The ruling by District Judge Aileen Cannon, who was chosen by Trump, is a huge win for the former President who has been critical of the Biden administration and Justice Department ever since the search was carried out four weeks ago.

A third-party lawyer from outside the government was to be brought in to examine the documents that were taken from Trump’s Florida residence and resort, per Cannon’s directive.
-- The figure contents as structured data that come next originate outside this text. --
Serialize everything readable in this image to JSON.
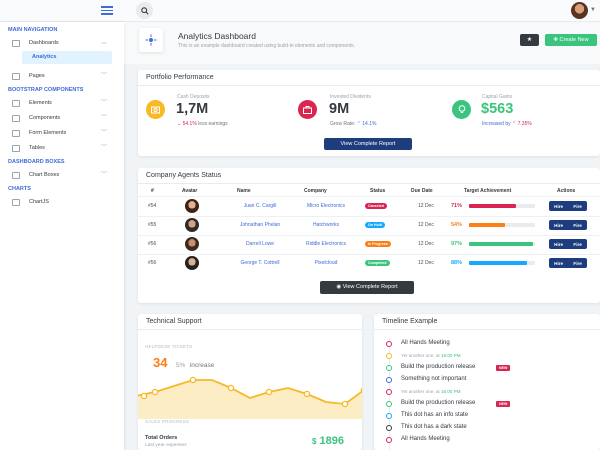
{
  "sidebar": {
    "headings": [
      "MAIN NAVIGATION",
      "BOOTSTRAP COMPONENTS",
      "DASHBOARD BOXES",
      "CHARTS"
    ],
    "dashboards_label": "Dashboards",
    "analytics_label": "Analytics",
    "pages_label": "Pages",
    "elements_label": "Elements",
    "components_label": "Components",
    "form_elements_label": "Form Elements",
    "tables_label": "Tables",
    "chart_boxes_label": "Chart Boxes",
    "chartjs_label": "ChartJS"
  },
  "header": {
    "title": "Analytics Dashboard",
    "subtitle": "This is an example dashboard created using build-in elements and components.",
    "create_button": "Create New"
  },
  "portfolio": {
    "title": "Portfolio Performance",
    "items": [
      {
        "label": "Cash Deposits",
        "value": "1,7M",
        "change": "54.1%",
        "change_text": "less earnings",
        "color": "#f7b924",
        "accent": "#d92550"
      },
      {
        "label": "Invested Dividents",
        "value": "9M",
        "change": "14.1%",
        "change_text": "Grow Rate:",
        "color": "#d92550",
        "accent": "#3f6ad8"
      },
      {
        "label": "Capital Gains",
        "value": "$563",
        "change": "7.35%",
        "change_text": "Increased by",
        "color": "#3ac47d",
        "accent": "#f7b924"
      }
    ],
    "button": "View Complete Report"
  },
  "agents": {
    "title": "Company Agents Status",
    "columns": [
      "#",
      "Avatar",
      "Name",
      "Company",
      "Status",
      "Due Date",
      "Target Achievement",
      "Actions"
    ],
    "rows": [
      {
        "id": "#54",
        "name": "Juan C. Cargill",
        "company": "Micro Electronics",
        "status": "Canceled",
        "status_color": "#d92550",
        "due": "12 Dec",
        "pct": "71%",
        "pct_value": 71,
        "bar_color": "#d92550"
      },
      {
        "id": "#55",
        "name": "Johnathan Phelan",
        "company": "Hatchworks",
        "status": "On Hold",
        "status_color": "#16aaff",
        "due": "12 Dec",
        "pct": "54%",
        "pct_value": 54,
        "bar_color": "#fd7e14"
      },
      {
        "id": "#56",
        "name": "Darrell Lowe",
        "company": "Riddle Electronics",
        "status": "In Progress",
        "status_color": "#fd7e14",
        "due": "12 Dec",
        "pct": "97%",
        "pct_value": 97,
        "bar_color": "#3ac47d"
      },
      {
        "id": "#56",
        "name": "George T. Cottrell",
        "company": "Pixelcloud",
        "status": "Completed",
        "status_color": "#3ac47d",
        "due": "12 Dec",
        "pct": "88%",
        "pct_value": 88,
        "bar_color": "#16aaff"
      }
    ],
    "hire_label": "Hire",
    "fire_label": "Fire",
    "button": "View Complete Report"
  },
  "support": {
    "title": "Technical Support",
    "helpdesk_label": "HELPDESK TICKETS",
    "value": "34",
    "percent": "5%",
    "increase": "increase",
    "sales_label": "SALES PROGRESS",
    "total_orders_label": "Total Orders",
    "total_orders_sub": "Last year expenses",
    "total_orders_value": "1896",
    "currency": "$",
    "line_color": "#f7b924",
    "chart_points": [
      20,
      24,
      30,
      36,
      36,
      28,
      18,
      24,
      28,
      22,
      14,
      12,
      26
    ]
  },
  "timeline": {
    "title": "Timeline Example",
    "items": [
      {
        "text": "All Hands Meeting",
        "color": "#d92550",
        "small": false,
        "badge": ""
      },
      {
        "text": "Yet another one, at",
        "time": "15:00 PM",
        "color": "#f7b924",
        "small": true,
        "badge": ""
      },
      {
        "text": "Build the production release",
        "color": "#3ac47d",
        "small": false,
        "badge": "NEW"
      },
      {
        "text": "Something not important",
        "color": "#3f6ad8",
        "small": false,
        "badge": ""
      },
      {
        "text": "Yet another one, at",
        "time": "15:00 PM",
        "color": "#d92550",
        "small": true,
        "badge": ""
      },
      {
        "text": "Build the production release",
        "color": "#3ac47d",
        "small": false,
        "badge": "NEW"
      },
      {
        "text": "This dot has an info state",
        "color": "#16aaff",
        "small": false,
        "badge": ""
      },
      {
        "text": "This dot has a dark state",
        "color": "#343a40",
        "small": false,
        "badge": ""
      },
      {
        "text": "All Hands Meeting",
        "color": "#d92550",
        "small": false,
        "badge": ""
      }
    ]
  }
}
Additionally, the decision suspends the Justice Department’s investigation into the Mar-a-Lago documents “until the conclusion of the special master’s examination or additional Court direction.”

However, the Office of the Director of National Intelligence will be permitted to continue the classification review and intelligence assessments.
The deadline for both parties to propose special master candidates and their tasks is this Friday.
Because they don’t expect the Justice Department to appropriately identify privileged data that would need to be removed from the ongoing criminal investigation, Trump’s attorneys claimed that a special master was required.

The Justice Department and the seizure were criticized by Trump during his rally this weekend in Pennsylvania.
He predicted a backlash beyond anything the world has ever seen in response to this gross violation of the law. “The heinous raid on my house was carried out by the same individuals from Justice and the FBI, as well as some outside vermin. They must be stopped because they just keep happening.”

Trump, according to Cannon, had not established that his constitutional rights had been violated.
According to the Government, “The Court agrees that, at least based on the material to far, there has not been a strong demonstration of callous disregard for Plaintiff’s constitutional rights,” she stated.

The special master will be entrusted, according to the judge, with looking through “seized property for personal items and documents and possibly privileged material subject to claims of attorney-client and executive privilege.”
“The Court is mindful that limitations on criminal prosecutions are not generally preferred,” said Cannon, “but finds that these exceptional circumstances call for a lengthy halt to allow for neutral, third-party assessment to guarantee a just process with proper protections.”